Interviewed on this morning’s Today Show, George Floyd’s brother, Philonise, was asked about how Floyd’s murder had impacted policing even before these convictions. He talked about bans on choke holds, the curtailing of qualified immunity and requiring that police officers have their body cameras on at all times. Now convicted murderer Derek Chauvin did not have his camera on. And, frankly, had it not been for a bystander’s phone video, it’s extremely unlikely that Chauvin would have been convicted.
Yet Madison can’t bring itself to take this simple step. City government has itself tied up in knots with committees studying the issue to death while the mayor is providing no leadership at all. Meanwhile, two-thirds of police departments our size now employ the cameras and there are more all the time. The Madison Police Department and former Council President Sheri Carter, who is Black, support them.
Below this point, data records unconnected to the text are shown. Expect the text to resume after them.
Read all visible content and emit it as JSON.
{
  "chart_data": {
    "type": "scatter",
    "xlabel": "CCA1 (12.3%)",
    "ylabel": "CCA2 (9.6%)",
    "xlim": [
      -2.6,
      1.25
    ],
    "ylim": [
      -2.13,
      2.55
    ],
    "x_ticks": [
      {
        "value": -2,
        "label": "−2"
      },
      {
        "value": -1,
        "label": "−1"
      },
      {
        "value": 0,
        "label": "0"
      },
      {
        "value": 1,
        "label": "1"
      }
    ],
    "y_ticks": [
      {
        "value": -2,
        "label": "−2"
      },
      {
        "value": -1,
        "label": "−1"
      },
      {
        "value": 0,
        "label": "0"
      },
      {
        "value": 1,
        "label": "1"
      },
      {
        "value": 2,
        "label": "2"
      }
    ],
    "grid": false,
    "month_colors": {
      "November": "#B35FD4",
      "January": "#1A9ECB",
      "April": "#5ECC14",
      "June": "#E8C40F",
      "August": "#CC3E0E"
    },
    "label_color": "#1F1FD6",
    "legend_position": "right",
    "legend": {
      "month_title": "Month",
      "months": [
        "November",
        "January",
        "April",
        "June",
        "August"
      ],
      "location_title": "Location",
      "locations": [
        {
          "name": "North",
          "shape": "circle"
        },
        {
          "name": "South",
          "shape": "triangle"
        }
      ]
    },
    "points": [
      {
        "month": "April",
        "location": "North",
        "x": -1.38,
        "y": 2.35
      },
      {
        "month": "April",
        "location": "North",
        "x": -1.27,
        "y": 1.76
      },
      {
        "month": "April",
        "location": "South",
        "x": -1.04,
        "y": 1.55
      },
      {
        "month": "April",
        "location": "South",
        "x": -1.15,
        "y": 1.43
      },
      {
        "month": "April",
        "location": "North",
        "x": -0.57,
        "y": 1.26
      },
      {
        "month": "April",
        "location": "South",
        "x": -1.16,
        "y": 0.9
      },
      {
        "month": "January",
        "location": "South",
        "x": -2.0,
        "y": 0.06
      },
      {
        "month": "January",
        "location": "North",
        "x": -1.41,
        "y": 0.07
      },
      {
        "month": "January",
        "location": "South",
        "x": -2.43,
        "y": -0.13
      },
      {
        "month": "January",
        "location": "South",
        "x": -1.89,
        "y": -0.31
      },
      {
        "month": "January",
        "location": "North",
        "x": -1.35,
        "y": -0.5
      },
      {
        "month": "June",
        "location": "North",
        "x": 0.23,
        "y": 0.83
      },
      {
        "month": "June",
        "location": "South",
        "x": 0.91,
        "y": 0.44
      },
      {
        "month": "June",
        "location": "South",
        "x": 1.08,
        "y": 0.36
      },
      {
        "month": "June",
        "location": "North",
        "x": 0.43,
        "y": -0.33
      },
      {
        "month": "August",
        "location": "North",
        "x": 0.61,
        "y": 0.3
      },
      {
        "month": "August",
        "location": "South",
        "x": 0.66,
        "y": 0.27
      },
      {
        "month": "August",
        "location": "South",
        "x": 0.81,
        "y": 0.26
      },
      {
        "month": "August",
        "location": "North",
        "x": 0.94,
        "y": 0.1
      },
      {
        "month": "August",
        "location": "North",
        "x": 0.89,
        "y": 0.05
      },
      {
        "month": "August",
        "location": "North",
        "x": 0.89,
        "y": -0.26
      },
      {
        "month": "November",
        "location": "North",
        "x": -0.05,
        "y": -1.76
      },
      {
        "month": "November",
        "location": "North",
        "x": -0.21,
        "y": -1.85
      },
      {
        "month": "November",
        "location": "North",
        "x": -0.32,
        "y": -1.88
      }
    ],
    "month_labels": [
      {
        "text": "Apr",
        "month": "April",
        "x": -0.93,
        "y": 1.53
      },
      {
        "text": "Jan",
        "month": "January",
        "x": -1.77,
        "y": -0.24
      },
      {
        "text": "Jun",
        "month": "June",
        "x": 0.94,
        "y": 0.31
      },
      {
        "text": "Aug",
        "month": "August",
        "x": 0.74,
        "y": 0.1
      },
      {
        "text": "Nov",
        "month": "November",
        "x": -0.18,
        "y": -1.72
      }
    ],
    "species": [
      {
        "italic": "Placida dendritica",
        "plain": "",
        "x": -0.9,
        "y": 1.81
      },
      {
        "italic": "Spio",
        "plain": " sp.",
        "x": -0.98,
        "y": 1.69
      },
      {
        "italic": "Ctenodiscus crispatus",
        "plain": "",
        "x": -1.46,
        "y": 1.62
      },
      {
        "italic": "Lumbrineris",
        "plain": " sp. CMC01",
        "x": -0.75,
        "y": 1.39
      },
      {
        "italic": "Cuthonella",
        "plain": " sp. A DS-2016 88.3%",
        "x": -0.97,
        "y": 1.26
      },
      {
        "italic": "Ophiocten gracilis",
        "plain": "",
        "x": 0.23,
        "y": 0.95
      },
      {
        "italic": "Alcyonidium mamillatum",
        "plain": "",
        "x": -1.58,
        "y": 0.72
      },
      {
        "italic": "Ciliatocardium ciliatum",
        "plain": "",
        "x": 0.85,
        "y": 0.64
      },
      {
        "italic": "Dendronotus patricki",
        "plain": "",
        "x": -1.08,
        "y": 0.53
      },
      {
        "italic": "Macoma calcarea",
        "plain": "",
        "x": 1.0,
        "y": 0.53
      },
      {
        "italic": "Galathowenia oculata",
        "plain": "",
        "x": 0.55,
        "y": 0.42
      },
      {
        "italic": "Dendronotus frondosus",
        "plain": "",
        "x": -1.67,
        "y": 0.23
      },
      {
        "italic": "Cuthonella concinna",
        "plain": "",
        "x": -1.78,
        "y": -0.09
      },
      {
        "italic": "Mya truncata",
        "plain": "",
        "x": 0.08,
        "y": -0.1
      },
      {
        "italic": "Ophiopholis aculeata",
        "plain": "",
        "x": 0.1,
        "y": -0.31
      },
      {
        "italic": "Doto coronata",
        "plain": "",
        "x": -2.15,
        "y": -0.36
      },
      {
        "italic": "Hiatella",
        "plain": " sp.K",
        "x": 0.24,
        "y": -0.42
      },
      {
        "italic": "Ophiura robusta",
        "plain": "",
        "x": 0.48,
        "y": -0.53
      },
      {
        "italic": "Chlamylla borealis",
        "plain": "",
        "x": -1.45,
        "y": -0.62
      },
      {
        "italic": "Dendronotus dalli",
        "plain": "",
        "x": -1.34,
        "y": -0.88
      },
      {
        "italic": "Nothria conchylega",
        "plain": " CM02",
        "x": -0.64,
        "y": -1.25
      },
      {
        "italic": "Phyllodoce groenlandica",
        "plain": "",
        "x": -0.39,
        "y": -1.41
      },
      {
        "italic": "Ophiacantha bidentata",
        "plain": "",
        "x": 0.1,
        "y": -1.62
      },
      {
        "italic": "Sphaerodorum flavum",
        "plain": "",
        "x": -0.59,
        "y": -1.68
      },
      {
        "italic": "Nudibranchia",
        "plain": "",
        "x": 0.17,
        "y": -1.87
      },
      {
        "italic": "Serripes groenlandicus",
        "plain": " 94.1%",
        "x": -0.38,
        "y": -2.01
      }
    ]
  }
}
Cameras are only part of the solution. They should be thought of in the context of other reforms, not an excuse for not doing other things. But they provide more information. And more information is always better than less.
In the Chauvin trial our system worked. Justice was done. But it only happened because a camera was present to capture Chauvin’s brutality. Do you need further evidence for the value of police body cams? Ask George Floyd’s brother.